Anyways, the big event of the evening was a performance by noted 80's has-beens Tears For Fears. And yeah, I do so love the '80's. Now, first of all, I know the kids love the 80's music, but does their love of 80's music make it such that Tears for Fears is seen as a great party band? Cause you're throwing a big party with maybe a thousand people and listening to "Shout" and "Mad World" doesn't sound like something that'll make everyone boogie down. Oh yeah, and remember how back in the '80's or 90's when we saw bands like Starship and Foghat and the Beach Boys play and we'd all think "why don't they just give it up?" Why is it okay to say that about Foghat but not Tears for Fears?
Anyhoo, the crowd loved them. The drunks in the front of my friend and I were even swinging arm-in-arm through the concert, with hot drunk girl getting on some guys shoulders to rock out to "Shout." And as I'm watching this, I'm thinking to myself just how much alcohol it would take to be in a band and find yourself playing some corporate gig. Isn't corporate gig a step up from a Puppet Show (and side note- when I made similar side crack to Marketing Manager and AE at Christmas Party, it drew a blank response. What do you do if nobody gets a fairly obvious Spinal Tap reference?)? And not only would I be drunk, I'd probably be hitting the wah-wah pedal and distortion box every ten or fifteen seconds just to lay down some sort of subervsive element to it. Because, after all, nothing says rock n' roll like heading the crowd in a rousing rendition of Happy Birthday to the companies Senior V.P. They even said those dread words "and now, for the first single from our new album" without any hint of irony. How could you not be drunk when you say those words?
The thing about Tears For Fears too was that they were obviously very comfortable in their early 40's, pre-Middle Age years. The main guys both looked like they like nothing better to do than drink tea and watch the telly, not try and rock out the crowd. Which makes it all the more disconcerting when they tried to play all their big, "we're English and we're brooding and depressed" songs that made up most of their hits. The song might be saying "Everybody Wants to Rule The World," but their demeanor was more like "Everybody Wants To Tend the Garden and Diversify the Portfolio."
There was also a U2 cover band that played that night. They were pretty good, but, again, a little disconcerting. They did a pretty good job of sounding like U2 (the lead singer even spoke with a fake Irish accent during songs) but they looked nothing like them. The lead singer was dressed in Achtung-Baby era the Fly black, but he had curly hair with a receding hairline, making him look more like the lead singer of the Scorpions than Bono. And the guitar player, who dressed exactly like the Edge in ski cap and numbered "Beautiful Day" era t-shirt, was kind of doughy looking. The thing about seeing a U2 cover band, though, is that while U2 may be all sorts of good, they don’t lend themselves especially well to the whole cover band idea. Cover bands, after all, work when there's a healthy dollop of irony involved. You can't do U2 ironically, even ironic U2. It's hard to sound earnest and sincere when you're playing at earnest and sincere. Being heartfelt at being heartfelt isn't the same thing.

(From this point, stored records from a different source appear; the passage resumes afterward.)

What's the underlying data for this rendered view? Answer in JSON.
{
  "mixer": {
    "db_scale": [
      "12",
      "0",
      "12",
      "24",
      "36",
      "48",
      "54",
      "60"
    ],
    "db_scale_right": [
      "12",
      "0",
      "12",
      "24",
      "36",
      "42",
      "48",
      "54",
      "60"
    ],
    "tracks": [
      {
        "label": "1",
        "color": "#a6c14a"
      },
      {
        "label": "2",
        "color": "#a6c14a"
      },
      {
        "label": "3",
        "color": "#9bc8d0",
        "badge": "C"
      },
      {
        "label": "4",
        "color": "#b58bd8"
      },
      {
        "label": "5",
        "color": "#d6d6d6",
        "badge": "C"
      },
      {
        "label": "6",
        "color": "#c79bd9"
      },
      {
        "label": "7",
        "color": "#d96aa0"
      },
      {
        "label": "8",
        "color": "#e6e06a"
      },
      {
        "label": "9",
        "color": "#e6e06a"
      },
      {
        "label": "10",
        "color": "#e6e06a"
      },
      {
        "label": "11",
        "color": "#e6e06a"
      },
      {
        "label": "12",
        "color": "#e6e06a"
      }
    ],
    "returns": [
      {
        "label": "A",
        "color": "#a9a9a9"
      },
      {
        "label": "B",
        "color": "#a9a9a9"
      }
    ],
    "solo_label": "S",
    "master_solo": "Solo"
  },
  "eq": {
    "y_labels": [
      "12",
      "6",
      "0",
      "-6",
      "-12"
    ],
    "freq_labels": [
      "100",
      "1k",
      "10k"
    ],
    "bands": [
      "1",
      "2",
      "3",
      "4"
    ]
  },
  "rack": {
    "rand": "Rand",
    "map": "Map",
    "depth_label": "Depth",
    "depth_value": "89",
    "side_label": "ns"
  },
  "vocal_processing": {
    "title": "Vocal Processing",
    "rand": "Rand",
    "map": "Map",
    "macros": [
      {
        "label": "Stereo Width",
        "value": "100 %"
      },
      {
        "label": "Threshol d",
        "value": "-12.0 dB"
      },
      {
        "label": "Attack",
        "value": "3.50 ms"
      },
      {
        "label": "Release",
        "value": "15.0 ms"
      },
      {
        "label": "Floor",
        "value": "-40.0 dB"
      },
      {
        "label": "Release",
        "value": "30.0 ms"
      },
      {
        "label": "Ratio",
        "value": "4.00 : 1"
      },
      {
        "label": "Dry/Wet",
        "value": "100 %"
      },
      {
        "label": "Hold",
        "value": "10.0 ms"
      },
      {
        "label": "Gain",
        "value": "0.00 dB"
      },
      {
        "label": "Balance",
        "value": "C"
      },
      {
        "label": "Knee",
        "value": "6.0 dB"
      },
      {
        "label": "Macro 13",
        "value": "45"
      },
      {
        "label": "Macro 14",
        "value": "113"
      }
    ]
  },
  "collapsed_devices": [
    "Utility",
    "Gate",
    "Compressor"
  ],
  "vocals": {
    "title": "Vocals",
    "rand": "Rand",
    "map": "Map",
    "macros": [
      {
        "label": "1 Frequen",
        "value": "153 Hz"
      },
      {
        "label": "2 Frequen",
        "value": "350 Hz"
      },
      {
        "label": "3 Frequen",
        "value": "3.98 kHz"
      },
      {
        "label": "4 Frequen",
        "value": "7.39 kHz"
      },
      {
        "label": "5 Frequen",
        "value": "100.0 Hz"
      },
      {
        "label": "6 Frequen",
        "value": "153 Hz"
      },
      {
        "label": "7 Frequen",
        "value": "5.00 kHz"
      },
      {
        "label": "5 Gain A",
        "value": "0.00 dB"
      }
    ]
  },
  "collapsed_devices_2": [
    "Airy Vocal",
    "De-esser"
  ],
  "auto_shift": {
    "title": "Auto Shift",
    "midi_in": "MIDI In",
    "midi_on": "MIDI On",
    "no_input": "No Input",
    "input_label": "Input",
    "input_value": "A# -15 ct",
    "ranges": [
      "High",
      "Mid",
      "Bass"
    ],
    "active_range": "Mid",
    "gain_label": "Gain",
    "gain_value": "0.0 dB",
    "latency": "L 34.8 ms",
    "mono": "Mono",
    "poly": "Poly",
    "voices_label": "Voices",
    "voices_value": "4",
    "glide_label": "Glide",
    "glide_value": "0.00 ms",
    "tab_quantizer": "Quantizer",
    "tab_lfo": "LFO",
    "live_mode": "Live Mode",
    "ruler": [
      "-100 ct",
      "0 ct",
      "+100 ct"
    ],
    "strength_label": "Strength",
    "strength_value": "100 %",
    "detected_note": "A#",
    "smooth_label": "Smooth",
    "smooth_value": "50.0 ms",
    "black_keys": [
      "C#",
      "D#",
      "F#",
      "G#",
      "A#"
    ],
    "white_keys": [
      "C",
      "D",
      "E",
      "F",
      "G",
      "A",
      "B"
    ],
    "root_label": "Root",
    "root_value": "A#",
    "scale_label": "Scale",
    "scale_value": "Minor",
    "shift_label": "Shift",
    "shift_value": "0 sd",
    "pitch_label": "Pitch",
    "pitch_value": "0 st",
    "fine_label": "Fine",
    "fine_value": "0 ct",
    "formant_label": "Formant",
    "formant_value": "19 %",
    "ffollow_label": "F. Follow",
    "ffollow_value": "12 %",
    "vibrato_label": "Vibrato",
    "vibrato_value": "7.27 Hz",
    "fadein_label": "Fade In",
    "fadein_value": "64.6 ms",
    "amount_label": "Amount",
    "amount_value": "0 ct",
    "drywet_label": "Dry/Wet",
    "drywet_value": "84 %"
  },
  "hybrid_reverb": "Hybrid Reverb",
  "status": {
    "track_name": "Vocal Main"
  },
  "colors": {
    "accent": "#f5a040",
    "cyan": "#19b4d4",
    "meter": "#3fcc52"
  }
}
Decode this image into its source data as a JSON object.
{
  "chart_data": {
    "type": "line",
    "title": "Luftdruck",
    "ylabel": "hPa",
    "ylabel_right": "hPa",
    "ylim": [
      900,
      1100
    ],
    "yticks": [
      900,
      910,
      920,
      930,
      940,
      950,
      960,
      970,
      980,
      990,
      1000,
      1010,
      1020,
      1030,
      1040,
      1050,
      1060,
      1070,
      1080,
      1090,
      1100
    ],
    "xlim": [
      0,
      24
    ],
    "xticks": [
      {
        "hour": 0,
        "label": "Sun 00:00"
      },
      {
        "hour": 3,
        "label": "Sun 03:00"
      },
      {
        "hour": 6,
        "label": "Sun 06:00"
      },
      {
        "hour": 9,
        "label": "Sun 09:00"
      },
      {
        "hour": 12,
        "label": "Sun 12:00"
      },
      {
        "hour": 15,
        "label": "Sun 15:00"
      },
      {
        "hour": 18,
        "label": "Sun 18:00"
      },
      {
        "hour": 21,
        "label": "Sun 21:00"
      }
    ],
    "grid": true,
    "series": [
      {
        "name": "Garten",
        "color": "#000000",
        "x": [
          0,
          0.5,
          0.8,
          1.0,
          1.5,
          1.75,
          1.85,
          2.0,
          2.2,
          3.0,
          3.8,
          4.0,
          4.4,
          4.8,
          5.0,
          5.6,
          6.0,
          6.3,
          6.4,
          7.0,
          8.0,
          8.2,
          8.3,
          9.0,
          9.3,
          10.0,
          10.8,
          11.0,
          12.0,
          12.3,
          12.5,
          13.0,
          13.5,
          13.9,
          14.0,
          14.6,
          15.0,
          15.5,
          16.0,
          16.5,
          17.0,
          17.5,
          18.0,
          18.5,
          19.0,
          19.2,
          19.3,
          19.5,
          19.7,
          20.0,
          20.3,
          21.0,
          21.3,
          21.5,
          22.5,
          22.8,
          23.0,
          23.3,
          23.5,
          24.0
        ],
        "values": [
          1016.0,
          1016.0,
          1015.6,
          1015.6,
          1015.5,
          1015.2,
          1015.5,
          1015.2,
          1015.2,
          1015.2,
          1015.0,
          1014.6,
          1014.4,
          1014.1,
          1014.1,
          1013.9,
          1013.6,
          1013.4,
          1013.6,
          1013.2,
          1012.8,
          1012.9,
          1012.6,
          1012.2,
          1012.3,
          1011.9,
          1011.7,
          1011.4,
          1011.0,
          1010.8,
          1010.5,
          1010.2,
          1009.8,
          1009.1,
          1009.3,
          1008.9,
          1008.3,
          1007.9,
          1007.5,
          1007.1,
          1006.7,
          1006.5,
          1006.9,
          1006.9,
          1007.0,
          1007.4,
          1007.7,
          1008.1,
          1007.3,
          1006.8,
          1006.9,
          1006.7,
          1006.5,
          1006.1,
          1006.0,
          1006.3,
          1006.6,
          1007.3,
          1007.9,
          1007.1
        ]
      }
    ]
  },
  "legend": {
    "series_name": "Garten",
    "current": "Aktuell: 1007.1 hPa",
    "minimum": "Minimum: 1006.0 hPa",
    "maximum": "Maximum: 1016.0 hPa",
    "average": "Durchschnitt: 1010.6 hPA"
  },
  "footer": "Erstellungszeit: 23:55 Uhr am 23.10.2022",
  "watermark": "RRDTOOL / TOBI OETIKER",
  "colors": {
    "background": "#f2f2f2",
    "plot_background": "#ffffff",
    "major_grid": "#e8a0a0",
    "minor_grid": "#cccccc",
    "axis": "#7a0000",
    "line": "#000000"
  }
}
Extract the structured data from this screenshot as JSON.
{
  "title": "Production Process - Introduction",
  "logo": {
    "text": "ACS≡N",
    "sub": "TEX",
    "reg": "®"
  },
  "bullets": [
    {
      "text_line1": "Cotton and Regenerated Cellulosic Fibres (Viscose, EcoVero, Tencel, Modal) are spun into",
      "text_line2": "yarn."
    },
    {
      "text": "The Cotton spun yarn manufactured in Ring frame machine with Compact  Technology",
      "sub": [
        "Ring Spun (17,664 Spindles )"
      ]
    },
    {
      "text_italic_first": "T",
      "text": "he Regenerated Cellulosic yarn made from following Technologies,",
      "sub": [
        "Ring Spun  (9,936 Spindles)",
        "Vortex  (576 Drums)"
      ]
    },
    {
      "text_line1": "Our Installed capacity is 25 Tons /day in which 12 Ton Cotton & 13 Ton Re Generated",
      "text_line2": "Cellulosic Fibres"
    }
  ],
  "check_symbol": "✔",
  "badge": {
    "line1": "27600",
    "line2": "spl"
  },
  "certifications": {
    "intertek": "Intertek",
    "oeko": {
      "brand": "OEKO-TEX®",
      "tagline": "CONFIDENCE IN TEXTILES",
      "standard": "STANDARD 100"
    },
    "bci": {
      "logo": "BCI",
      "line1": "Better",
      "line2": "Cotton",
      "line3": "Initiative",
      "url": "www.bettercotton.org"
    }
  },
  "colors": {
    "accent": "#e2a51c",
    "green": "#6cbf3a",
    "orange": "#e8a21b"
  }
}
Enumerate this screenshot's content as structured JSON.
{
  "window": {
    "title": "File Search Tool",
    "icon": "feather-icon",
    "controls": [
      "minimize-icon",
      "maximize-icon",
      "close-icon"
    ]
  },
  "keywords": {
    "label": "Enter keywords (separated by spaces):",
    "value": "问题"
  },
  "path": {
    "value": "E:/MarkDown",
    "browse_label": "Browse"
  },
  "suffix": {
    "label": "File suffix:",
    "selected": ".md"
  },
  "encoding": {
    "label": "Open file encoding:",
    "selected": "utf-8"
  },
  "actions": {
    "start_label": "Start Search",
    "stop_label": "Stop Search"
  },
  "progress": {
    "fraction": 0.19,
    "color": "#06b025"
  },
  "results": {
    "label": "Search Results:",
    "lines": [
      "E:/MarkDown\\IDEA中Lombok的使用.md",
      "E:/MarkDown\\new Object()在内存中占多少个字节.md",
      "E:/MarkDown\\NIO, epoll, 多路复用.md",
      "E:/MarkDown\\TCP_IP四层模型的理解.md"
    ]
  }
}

Cover bands always make me think about the weirdness of it all from an identity stand point. Do the guys on stage see themselves as themselves or as Bono and the Edge? Do they think of themselves that way off the stage too? And I'm sure they have groupies because everyone with a guitar who gets on stage has groupies (well, except for me back in college, but that's another story). Are the girls who get with them getting with them or with the people they're supposed to be? Like, is Cover Band Bono Groupie really wanting to hit it with Sigmund or Horst or whatever his name was or do they really think they're hitting it with Bono? And when they're getting it on, how many times has the girl screamed out Bono's name instead of his?